Before that, of course, were the three Quebec byelections that were positively humiliating for the Liberals. The old days of Quebec as the stronghold of the federal Liberal party are long gone, but losing the Outremont riding should have been impossible.
Predictably, the New Democrats saw their victory in Outremont as the signal of a breakthrough for the party that had only once before won a seat in Quebec (a seat they also won in a byelection and that was lost in the next general election). Jack Layton should enjoy the NDP victory, but he should not delude himself that it will change the face of federal politics.
What Layton, Harper, Dion and Duceppe must all ponder is whether the immediate future of federal politics was not sketched out in the Ontario election. After all the sound and fury of a campaign that seemed to go on for months, not much changed. With the economy in good shape and peace in the land, voters did not seem inclined to get mad or get excited.

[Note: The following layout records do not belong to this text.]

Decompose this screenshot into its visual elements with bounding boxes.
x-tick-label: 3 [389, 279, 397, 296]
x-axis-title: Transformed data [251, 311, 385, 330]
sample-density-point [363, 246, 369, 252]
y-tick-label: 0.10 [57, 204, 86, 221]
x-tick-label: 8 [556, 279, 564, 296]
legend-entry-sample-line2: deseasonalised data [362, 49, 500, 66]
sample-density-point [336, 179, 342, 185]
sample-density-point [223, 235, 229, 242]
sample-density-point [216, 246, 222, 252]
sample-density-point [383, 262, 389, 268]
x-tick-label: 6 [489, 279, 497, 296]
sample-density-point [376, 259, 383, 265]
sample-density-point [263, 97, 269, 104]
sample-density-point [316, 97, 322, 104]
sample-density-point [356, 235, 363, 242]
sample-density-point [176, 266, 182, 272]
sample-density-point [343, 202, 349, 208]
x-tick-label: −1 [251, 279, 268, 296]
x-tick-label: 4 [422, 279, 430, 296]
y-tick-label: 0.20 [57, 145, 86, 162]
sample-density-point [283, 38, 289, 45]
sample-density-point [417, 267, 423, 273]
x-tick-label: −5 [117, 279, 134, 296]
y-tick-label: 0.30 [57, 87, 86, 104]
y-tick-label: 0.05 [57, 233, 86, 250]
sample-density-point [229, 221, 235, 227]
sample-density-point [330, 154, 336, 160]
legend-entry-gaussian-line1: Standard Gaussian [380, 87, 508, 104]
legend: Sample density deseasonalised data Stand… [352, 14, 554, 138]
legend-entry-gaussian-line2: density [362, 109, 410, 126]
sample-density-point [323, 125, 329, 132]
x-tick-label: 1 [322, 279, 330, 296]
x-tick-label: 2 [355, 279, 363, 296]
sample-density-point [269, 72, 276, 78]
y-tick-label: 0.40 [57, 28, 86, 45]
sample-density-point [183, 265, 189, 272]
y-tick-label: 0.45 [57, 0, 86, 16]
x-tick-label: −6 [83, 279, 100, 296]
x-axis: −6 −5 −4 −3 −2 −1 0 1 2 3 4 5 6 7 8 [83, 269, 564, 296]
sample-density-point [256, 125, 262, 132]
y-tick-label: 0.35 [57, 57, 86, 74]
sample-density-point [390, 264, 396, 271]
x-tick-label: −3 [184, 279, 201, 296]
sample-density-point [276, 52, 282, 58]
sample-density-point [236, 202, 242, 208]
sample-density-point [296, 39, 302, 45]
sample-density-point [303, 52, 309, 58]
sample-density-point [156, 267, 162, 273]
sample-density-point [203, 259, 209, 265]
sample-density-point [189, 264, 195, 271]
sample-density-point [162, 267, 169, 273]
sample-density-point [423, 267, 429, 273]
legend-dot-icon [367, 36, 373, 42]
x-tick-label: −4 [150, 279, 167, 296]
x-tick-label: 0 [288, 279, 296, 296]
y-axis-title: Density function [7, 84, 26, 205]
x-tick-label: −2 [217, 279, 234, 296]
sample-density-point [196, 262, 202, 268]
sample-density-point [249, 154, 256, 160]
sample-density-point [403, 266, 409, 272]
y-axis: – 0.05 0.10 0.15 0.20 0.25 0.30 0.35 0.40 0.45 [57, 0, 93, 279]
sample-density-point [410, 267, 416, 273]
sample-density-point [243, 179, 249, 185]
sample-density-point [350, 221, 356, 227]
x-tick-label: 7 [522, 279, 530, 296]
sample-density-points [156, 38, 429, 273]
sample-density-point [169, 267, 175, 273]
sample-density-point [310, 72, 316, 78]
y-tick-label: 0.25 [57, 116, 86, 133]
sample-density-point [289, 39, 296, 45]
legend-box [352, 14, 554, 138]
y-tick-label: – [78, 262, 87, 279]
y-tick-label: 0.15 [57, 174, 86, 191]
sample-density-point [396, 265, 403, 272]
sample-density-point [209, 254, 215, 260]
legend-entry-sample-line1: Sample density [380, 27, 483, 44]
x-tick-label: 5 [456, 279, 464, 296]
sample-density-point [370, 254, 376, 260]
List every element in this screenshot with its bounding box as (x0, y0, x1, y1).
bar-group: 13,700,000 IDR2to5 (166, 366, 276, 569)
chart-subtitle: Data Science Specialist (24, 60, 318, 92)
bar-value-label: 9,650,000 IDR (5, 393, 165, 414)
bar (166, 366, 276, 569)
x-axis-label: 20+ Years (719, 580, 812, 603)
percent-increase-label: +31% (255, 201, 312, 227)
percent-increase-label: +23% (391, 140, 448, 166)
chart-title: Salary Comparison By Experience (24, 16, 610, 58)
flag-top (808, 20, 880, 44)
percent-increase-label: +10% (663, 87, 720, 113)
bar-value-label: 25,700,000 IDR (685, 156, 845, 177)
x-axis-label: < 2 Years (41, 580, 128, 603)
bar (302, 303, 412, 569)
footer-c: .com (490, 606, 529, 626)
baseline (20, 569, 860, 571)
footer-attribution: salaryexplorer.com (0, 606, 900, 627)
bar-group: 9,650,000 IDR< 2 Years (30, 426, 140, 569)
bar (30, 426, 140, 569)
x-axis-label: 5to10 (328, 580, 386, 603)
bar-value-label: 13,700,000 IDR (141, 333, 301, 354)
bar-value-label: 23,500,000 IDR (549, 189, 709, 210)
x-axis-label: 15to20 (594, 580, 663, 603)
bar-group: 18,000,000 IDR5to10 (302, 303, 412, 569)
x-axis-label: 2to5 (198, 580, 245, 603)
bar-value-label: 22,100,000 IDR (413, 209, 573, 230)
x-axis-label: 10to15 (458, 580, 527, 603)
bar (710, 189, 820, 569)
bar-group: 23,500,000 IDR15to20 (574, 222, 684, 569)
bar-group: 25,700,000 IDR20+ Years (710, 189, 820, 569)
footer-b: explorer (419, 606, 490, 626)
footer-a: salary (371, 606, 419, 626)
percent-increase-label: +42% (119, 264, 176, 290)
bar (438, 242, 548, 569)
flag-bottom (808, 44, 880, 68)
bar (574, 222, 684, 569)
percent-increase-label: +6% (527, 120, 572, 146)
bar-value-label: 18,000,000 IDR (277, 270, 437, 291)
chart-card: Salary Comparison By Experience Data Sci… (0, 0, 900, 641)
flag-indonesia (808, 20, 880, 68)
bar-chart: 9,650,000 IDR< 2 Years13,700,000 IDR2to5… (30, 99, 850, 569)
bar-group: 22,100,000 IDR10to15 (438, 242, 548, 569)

The exception to that placid picture, of course, is Newfoundland, where Premier Danny Williams got the province sufficiently agitated that he won himself a landslide re-election. However, there is no sign of any such agitation on the federal scene.
So as the four schoolboys gather to hear the speech from the throne, brandishing their fists and their taunts, it is still not clear whether any one of them will actually bring himself to throw a punch. The danger is when you throw and miss.